The bill could die in conference committee.

In addition to some key hurdles above, the House and Senate also differ on how they deal with the state and local deduction (SALT) provision in the current tax policy. About a third of taxpayers-- many of whom earn more than $100,000 in annual income -- itemize their deductions, including deductions for property taxes and the taxes they pay to their states and municipalities. Republican lawmakers from high-tax states, such as New York, New Jersey and California, balked at the initial plan to do away with all SALT deductions. The House bill includes a compromise to keep some of the deductions (mostly for property taxes). But the Senate bill is a full SALT elimination. This could be a major sticking point among the many line-by-line differences between the bills.

Perhaps the easiest compromise would be not to cut the corporate tax rate so much. At the moment, both the House and Senate reduce the top rate for big businesses from 35 percent to 20 percent. The average tax rate now for S&P 500 companies is just over 25 percent, according to research firm S&P Global. Collins has floated the idea of only lowering to 21 percent. Some on Wall Street now think it might end up being more like 22 percent or 23 percent if Republicans need more money to give breaks to small businesses and/or the middle class. But these are tough negotiations, and the lobbyists will be watching.

So far, the Republican tax proposals remain deeply unpopular. Even Fox News tweeted out a Quinnipiac poll last week showing that a majority of Republicans - 52 percent - disapprove of this legislation. Those aren't good numbers.

But GOP strategists and insiders argue that the bill is a core Republican philosophy: Lowering taxes unleashes growth. There's a belief in the GOP ranks that once the bill is passed, the economy will do so well that voters will change their minds.

"As important as health care was to Republicans - they promise to repeal Obamacare - it's not quite the same thing as tax cuts, which is supposed to be the Republicans' specialty and their core competency. It built the modern party," says James Pethokoukis of the right-leaning American Enterprise Institute. "I don't think a lot of Republicans want to be the one who kills this 30-year dream of more tax reform."
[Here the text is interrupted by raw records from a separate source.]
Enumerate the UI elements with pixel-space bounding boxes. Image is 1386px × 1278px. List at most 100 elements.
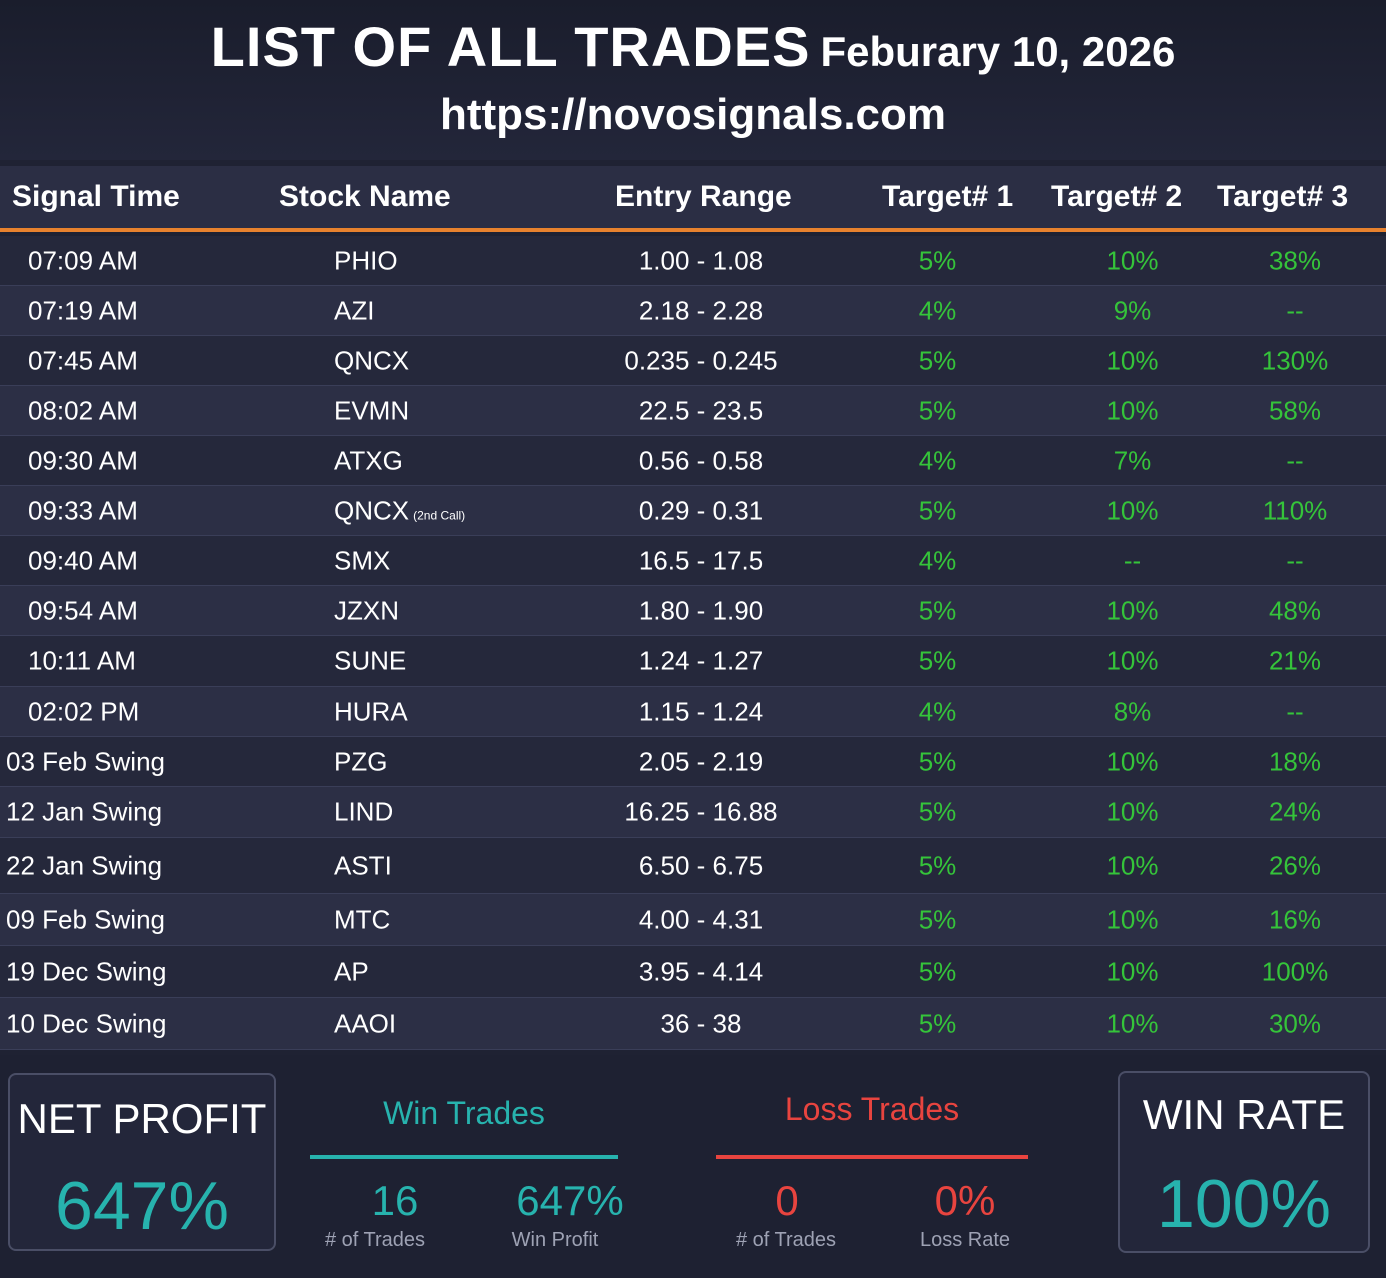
signal-time-cell: 10:11 AM <box>28 645 136 676</box>
target-2-cell: 7% <box>1113 445 1152 475</box>
column-header-entry-range: Entry Range <box>615 180 792 213</box>
net-profit-value: 647% <box>55 1168 229 1244</box>
loss-rate-label: Loss Rate <box>919 1229 1011 1251</box>
entry-range-cell: 6.50 - 6.75 <box>638 850 764 880</box>
stock-symbol: HURA <box>334 696 408 726</box>
signal-time-cell: 09:54 AM <box>28 595 138 625</box>
target-2-cell: -- <box>1123 545 1142 575</box>
table-row: 09 Feb Swing MTC 4.00 - 4.31 5% 10% 16% <box>0 894 1386 946</box>
entry-range-cell: 16.5 - 17.5 <box>638 545 764 575</box>
stock-symbol: LIND <box>334 796 394 827</box>
stock-symbol: PZG <box>334 746 388 776</box>
stock-name-cell: LIND <box>334 797 393 828</box>
target-2-cell: 10% <box>1106 645 1159 676</box>
target-3-cell: 24% <box>1268 796 1322 827</box>
win-trades-divider <box>310 1155 618 1159</box>
stock-name-cell: EVMN <box>334 395 409 426</box>
signal-time-cell: 09:30 AM <box>28 445 138 475</box>
target-3-cell: 38% <box>1268 245 1322 275</box>
stock-name-cell: SUNE <box>334 646 406 677</box>
table-row: 10:11 AM SUNE 1.24 - 1.27 5% 10% 21% <box>0 636 1386 687</box>
win-rate-label: WIN RATE <box>1142 1091 1346 1138</box>
net-profit-label: NET PROFIT <box>17 1095 267 1142</box>
target-2-cell: 10% <box>1106 796 1159 827</box>
summary-panel: NET PROFIT 647% Win Trades 16 # of Trade… <box>0 1055 1386 1278</box>
signal-time-cell: 08:02 AM <box>28 395 138 425</box>
signal-time-cell: 07:19 AM <box>28 295 138 325</box>
signal-time-cell: 07:09 AM <box>28 245 138 275</box>
stock-name-cell: QNCX (2nd Call) <box>334 495 465 526</box>
target-1-cell: 5% <box>918 746 957 776</box>
stock-symbol: ATXG <box>334 445 403 475</box>
target-1-cell: 5% <box>918 1008 957 1038</box>
site-url: https://novosignals.com <box>439 90 947 139</box>
win-profit-value: 647% <box>516 1177 624 1224</box>
target-3-cell: -- <box>1286 295 1304 325</box>
entry-range-cell: 1.15 - 1.24 <box>638 696 764 726</box>
entry-range-cell: 0.235 - 0.245 <box>624 345 778 375</box>
target-1-cell: 4% <box>918 696 957 726</box>
signal-time-cell: 02:02 PM <box>28 696 140 726</box>
target-1-cell: 4% <box>918 545 957 575</box>
stock-symbol: PHIO <box>334 245 398 275</box>
entry-range-cell: 36 - 38 <box>660 1008 742 1038</box>
entry-range-cell: 1.00 - 1.08 <box>638 245 764 275</box>
target-2-cell: 10% <box>1106 395 1159 425</box>
entry-range-cell: 1.24 - 1.27 <box>638 645 764 676</box>
table-row: 03 Feb Swing PZG 2.05 - 2.19 5% 10% 18% <box>0 737 1386 787</box>
column-header-target-3: Target# 3 <box>1217 180 1349 213</box>
target-1-cell: 5% <box>918 595 957 625</box>
table-row: 12 Jan Swing LIND 16.25 - 16.88 5% 10% 24% <box>0 787 1386 838</box>
loss-trades-count: 0 <box>775 1177 799 1224</box>
win-profit-label: Win Profit <box>511 1229 599 1251</box>
signal-time-cell: 12 Jan Swing <box>6 796 163 827</box>
target-3-cell: 48% <box>1268 595 1322 625</box>
table-row: 09:33 AM QNCX (2nd Call) 0.29 - 0.31 5% 10% 11… <box>0 486 1386 536</box>
table-row: 07:19 AM AZI 2.18 - 2.28 4% 9% -- <box>0 286 1386 336</box>
table-row: 09:30 AM ATXG 0.56 - 0.58 4% 7% -- <box>0 436 1386 486</box>
signal-time-cell: 22 Jan Swing <box>6 850 163 880</box>
win-trades-count-label: # of Trades <box>324 1229 426 1251</box>
stock-symbol: AAOI <box>334 1008 397 1038</box>
table-row: 22 Jan Swing ASTI 6.50 - 6.75 5% 10% 26% <box>0 838 1386 894</box>
stock-name-cell: AP <box>334 956 369 987</box>
stock-name-cell: SMX <box>334 545 390 576</box>
stock-symbol: AZI <box>334 295 375 325</box>
loss-trades-divider <box>716 1155 1028 1159</box>
target-2-cell: 10% <box>1106 1008 1159 1038</box>
table-row: 02:02 PM HURA 1.15 - 1.24 4% 8% -- <box>0 687 1386 737</box>
loss-trades-title: Loss Trades <box>784 1091 960 1127</box>
target-1-cell: 4% <box>918 445 957 475</box>
win-trades-title: Win Trades <box>383 1095 545 1131</box>
target-3-cell: -- <box>1286 696 1304 726</box>
signal-time-cell: 03 Feb Swing <box>6 746 165 776</box>
stock-name-cell: PHIO <box>334 245 398 276</box>
entry-range-cell: 22.5 - 23.5 <box>638 395 764 425</box>
target-2-cell: 10% <box>1106 495 1159 525</box>
report-date: Feburary 10, 2026 <box>820 28 1176 75</box>
entry-range-cell: 1.80 - 1.90 <box>638 595 764 625</box>
target-3-cell: 21% <box>1268 645 1322 676</box>
net-profit-card: NET PROFIT 647% <box>8 1073 276 1251</box>
target-2-cell: 9% <box>1113 295 1152 325</box>
table-row: 09:40 AM SMX 16.5 - 17.5 4% -- -- <box>0 536 1386 586</box>
table-row: 19 Dec Swing AP 3.95 - 4.14 5% 10% 100% <box>0 946 1386 998</box>
target-3-cell: 58% <box>1268 395 1322 425</box>
stock-name-cell: MTC <box>334 904 390 935</box>
win-rate-card: WIN RATE 100% <box>1118 1071 1370 1253</box>
target-1-cell: 5% <box>918 956 957 986</box>
loss-trades-count-label: # of Trades <box>735 1229 837 1251</box>
stock-symbol: AP <box>334 956 369 986</box>
target-1-cell: 5% <box>918 395 957 425</box>
stock-symbol: QNCX <box>334 495 410 525</box>
target-2-cell: 10% <box>1106 746 1159 776</box>
stock-name-cell: AAOI <box>334 1008 396 1039</box>
stock-name-cell: JZXN <box>334 595 399 626</box>
signal-time-cell: 09:33 AM <box>28 495 138 525</box>
target-2-cell: 10% <box>1106 245 1159 275</box>
target-3-cell: -- <box>1286 445 1304 475</box>
target-1-cell: 5% <box>918 904 957 934</box>
target-1-cell: 5% <box>918 495 957 525</box>
stock-name-cell: AZI <box>334 295 374 326</box>
entry-range-cell: 0.29 - 0.31 <box>638 495 764 525</box>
But veterans of the Reagan era, like Peter Davis of Davis Research, like to remind people that the 1986 tax reform measure "almost died at least a dozen times." Similar battles await this time around. In 1986, Reagan's popularity was around 60 percent for most of the year, according to Gallup. He could rally Congress in a way that Trump has struggled to do, especially with the president's approval rating back below 40 percent. Given the bigger political picture, Davis is more bearish about a final bill getting done.

The president has called for Congress to send him the ultimate "Christmas present." Those who have seen this process play out before say it would be better described as a "Christmas miracle." The optimists say it's likely to get done in January or February. The pessimists think the GOP is a lot more fractured than people realize, even on taxes.